After years of stagnation, the last couple of years have witnessed a steady increase in interest in the Central European real estate market. An increasing amount of developments are under way, there is more money in global funds than ever before and all the major investment funds are active in the region. Poland has been the pacemaker in Central Europe for years and last year the Czech market also showed improvement. And although the office market is a little overheated in Warsaw, there is still space for office development, particularly in Poland’s secondary cities, according to regional developer TriGranit.
‘There is room for improvement,’ says Árpád Török, chief executive of TriGranit. ‘These are maturing markets but still behind the Western European markets when looking at the office stock per capita ratio. In Warsaw, the volume of office space per capita now stands at around 3m2, compared with 1m2 in Poland as a whole. If you compare this to major German cities, where the amount of office space per person is 15m2, you can see there is still some opportunities for growth.’

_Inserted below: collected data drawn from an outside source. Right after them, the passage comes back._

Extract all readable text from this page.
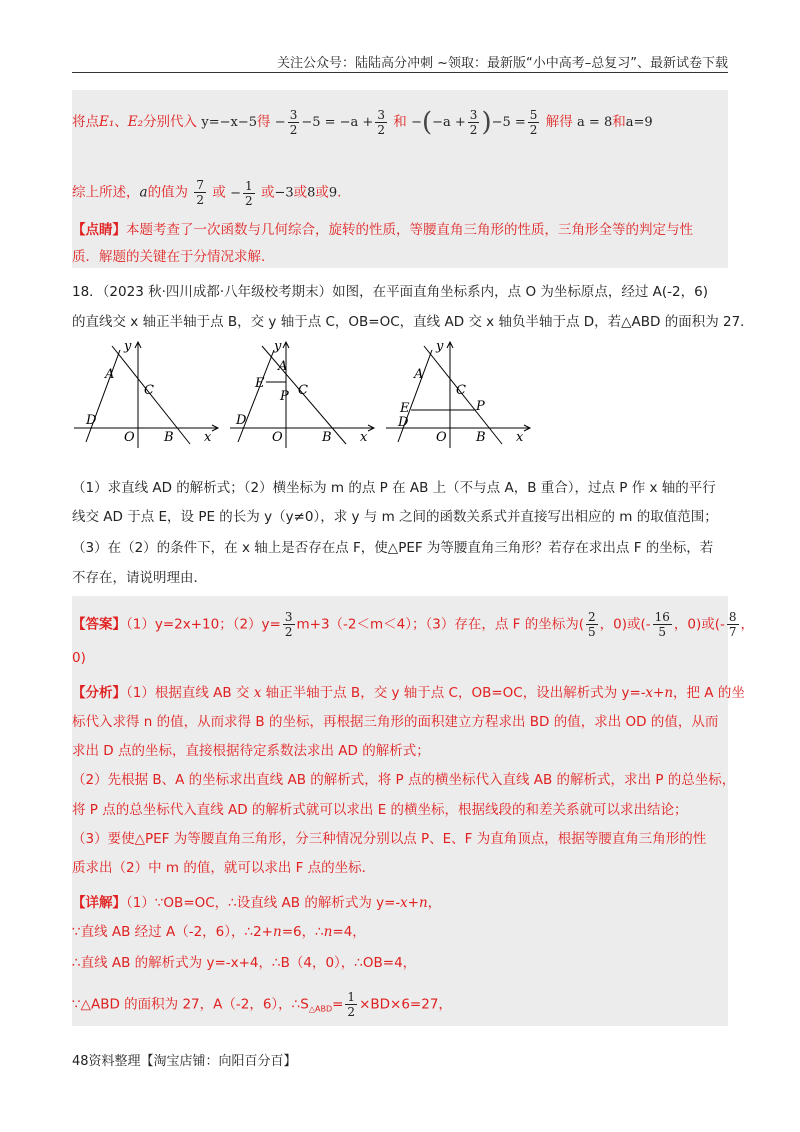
关注公众号：陆陆高分冲刺 ~领取：最新版“小中高考–总复习”、最新试卷下载
将点E₁、E₂分别代入 y=−x−5得 − $\frac{3}{2} -5 = -a + \frac{3}{2}$ 和 $-(-a + \frac{3}{2} )-5 = \frac{5}{2}$ 解得 a = 8和a=9
综上所述，a的值为 $\frac{7}{2}$ 或 − $\frac{1}{2}$ 或−3或8或9.
【点睛】本题考查了一次函数与几何综合，旋转的性质，等腰直角三角形的性质，三角形全等的判定与性
质．解题的关键在于分情况求解．
18．（2023 秋·四川成都·八年级校考期末）如图，在平面直角坐标系内，点 O 为坐标原点，经过 A(-2，6)
的直线交 x 轴正半轴于点 B，交 y 轴于点 C，OB=OC，直线 AD 交 x 轴负半轴于点 D，若△ABD 的面积为 27．
A
B
C
D
O	x
y
A
B
C
D
E
P
O	x
y
A
B
C
D
E	P
O	x
y
（1）求直线 AD 的解析式；（2）横坐标为 m 的点 P 在 AB 上（不与点 A，B 重合），过点 P 作 x 轴的平行
线交 AD 于点 E，设 PE 的长为 y（y≠0），求 y 与 m 之间的函数关系式并直接写出相应的 m 的取值范围；
（3）在（2）的条件下，在 x 轴上是否存在点 F，使△PEF 为等腰直角三角形？若存在求出点 F 的坐标，若
不存在，请说明理由．
【答案】（1）y=2x+10；$(2)y= \frac{3}{2} m+3(-2<m<4)$；（3）存在，点 F 的坐标为( $\frac{2}{5}$ ，0)或(- $\frac{16}{5}$ ，0)或(- $\frac{8}{7}$ ，
0)
【分析】（1）根据直线 AB 交 x 轴正半轴于点 B，交 y 轴于点 C，OB=OC，设出解析式为 y=-x+n，把 A 的坐
标代入求得 n 的值，从而求得 B 的坐标，再根据三角形的面积建立方程求出 BD 的值，求出 OD 的值，从而
求出 D 点的坐标，直接根据待定系数法求出 AD 的解析式；
（2）先根据 B、A 的坐标求出直线 AB 的解析式，将 P 点的横坐标代入直线 AB 的解析式，求出 P 的总坐标，
将 P 点的总坐标代入直线 AD 的解析式就可以求出 E 的横坐标，根据线段的和差关系就可以求出结论；
（3）要使△PEF 为等腰直角三角形，分三种情况分别以点 P、E、F 为直角顶点，根据等腰直角三角形的性
质求出（2）中 m 的值，就可以求出 F 点的坐标．
【详解】（1）∵OB=OC，∴设直线 AB 的解析式为 y=-x+n，
∵直线 AB 经过 A（-2，6），∴2+n=6，∴n=4，
∴直线 AB 的解析式为 y=-x+4，∴B（4，0），∴OB=4，
∵△ABD 的面积为 27，A（-2，6），$\therefore S_{\triangle ABD}= \frac{1}{2} \times BD\times 6=27$，
48资料整理【淘宝店铺：向阳百分百】
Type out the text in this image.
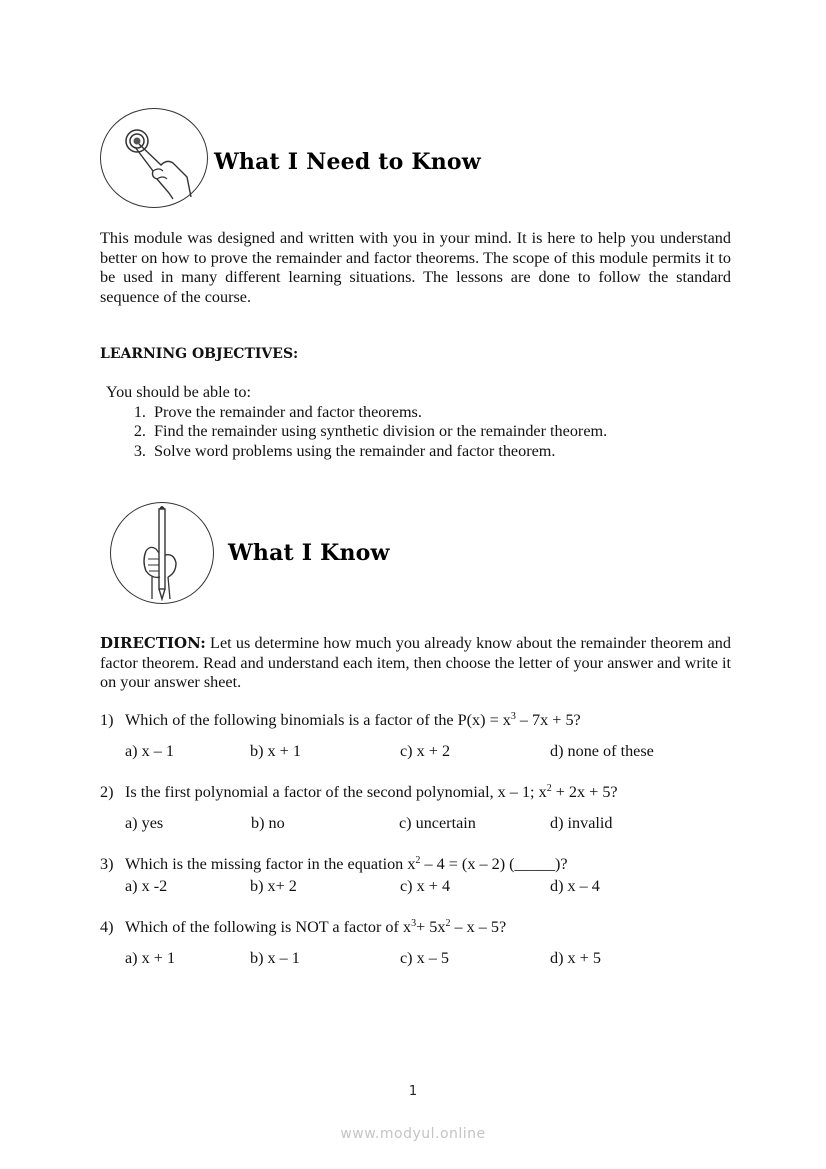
What I Need to Know
This module was designed and written with you in your mind. It is here to help you understand better on how to prove the remainder and factor theorems. The scope of this module permits it to be used in many different learning situations. The lessons are done to follow the standard sequence of the course.
LEARNING OBJECTIVES:
You should be able to:
1. Prove the remainder and factor theorems.
2. Find the remainder using synthetic division or the remainder theorem.
3. Solve word problems using the remainder and factor theorem.
What I Know
DIRECTION: Let us determine how much you already know about the remainder theorem and factor theorem. Read and understand each item, then choose the letter of your answer and write it on your answer sheet.
1) Which of the following binomials is a factor of the $P(x) = x^3 - 7x + 5$?
a) x – 1	b) x + 1	c) x + 2	d) none of these
2) Is the first polynomial a factor of the second polynomial, x – 1; $x^2 + 2x + 5$?
a) yes	b) no	c) uncertain	d) invalid
3) Which is the missing factor in the equation $x^2 - 4 = (x - 2)$ (_____)?
a) x -2	b) x+ 2	c) x + 4	d) x – 4
4) Which of the following is NOT a factor of $x^3+ 5x^2 - x - 5$?
a) x + 1	b) x – 1	c) x – 5	d) x + 5
1
www.modyul.online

The region’s healthy and stable economies in recent years have also been outperforming the west, particularly Poland and the Czech Republic. But a major driver has been the trend for western European countries to move some of their business units to cheaper eastern European locations, taking advantage of lower operating costs and their educated workforces. Near-shoring is a growing trend and Central Europe has become the ‘traditional’ European destination for the BPO sector, says Török. ‘In particular the secondary Polish cities such as Krakow, Wroclaw and Lodz are popular, due to the large pool of cheaper but well-educated workers with strong language skills.’
Alongside western European countries, a growing number of Central European companies are also demanding higher quality working environments in order to be able to attract the most talented workers. Technology companies such as Logmeln, Ustream and Prezi are leading the way. The improving economic climate is also creating a growing need for more and better offices from local tenants. Nevertheless, the BDO sector remains the distinctive driver of demand. Today, the BPO sector accounts for some 50% of existing Polish regional office stock. IT, accounting, R&D and finance are the most likely business units to be near-shored.
One in four BDO jobs is located in Krakow, where the foreign business service centres have a combined workforce of nearly 36,000. However, Tricity is a new rising star in the BPO sector which has so far been overlooked by investors, says Török. Tricity, the northern metropolitan region comprising Gdansk, Gdynia and Sopot, now has more than 47 business centres which employ more than 15,000 people. Its R&D units are particularly strong, with a workforce of some 1,800. In Poland as a whole there are 532 business service centres based on foreign capital and these are estimated to be responsible for generating some 20% of the new jobs in Poland between 2014 and 2015. According to some research, 150,000 office jobs could be created in Poland’s secondary markets in the next few years, representing a significant boost to the country’s GDP.
‘This is why TriGranit is a strong believer in offices in the secondary cities in Poland,’ says Török. ‘Take our Bonarka for Business complex in Krakow. The first phase offices (A-D) have had 100% occupancy since their opening, building E was completed last year and F is scheduled for delivery in the second quarter of 2016. We are also just launching building G. By the time the project is completed, it will have GLA of 100,000 m2 with an overall investment of some € 200mln.’
But the office market is not all about Poland. There are positive developments elsewhere in Central Europe too. Hungary is waking up, says Török. It’s 2016 office pipeline may reach the highest volume since 2010 at about 90,000 m2, while net absorption in 2015 reached 176,000 sqm. This is not only having a positive impact on vacancy rates, but on rents as well. The Hungarian office investment market is concentrated in Budapest where most of the liquidity comes from local investment funds. ‘Budapest, with a rapidly decreasing vacancy rate and strong net absorption, coupled with an improving economy and investment market is a place developers will be looking at,’ says Török. In Budapest, vacancy rates have dropped from around 20% to 12% over the past three years. With limited stock and improving office market fundamentals, yields in the country have continued to compress and are now 7%, compared with 7.25% a year ago.
For CE as a whole, Török says 2016 will be a year of differentiated evolution. ‘There will be lower rental growth in the next couple of years due to net supply overwhelming demand, especially in Warsaw and Prague,’ he says. The relatively low pipeline means Budapest will see the largest rental growth in the CEE region, at some 0.8% a year. Bucharest may follow suit in certain submarkets, even though development activity there is higher and vacancy has increased slightly over 2015 Q4. In Hungary, the office pipeline for 2016 is limited and most of the stock coming to market is partially or completely pre-let. Romania too has good potential, Török says. Bucharest is behind Budapest in terms of the office space per capita ratio and economic growth will be strong in the Bucharest region as well as some secondary cities, he says. ‘All this, combined with the growing population in the university cities will create favourable conditions for development in certain selected submarkets.’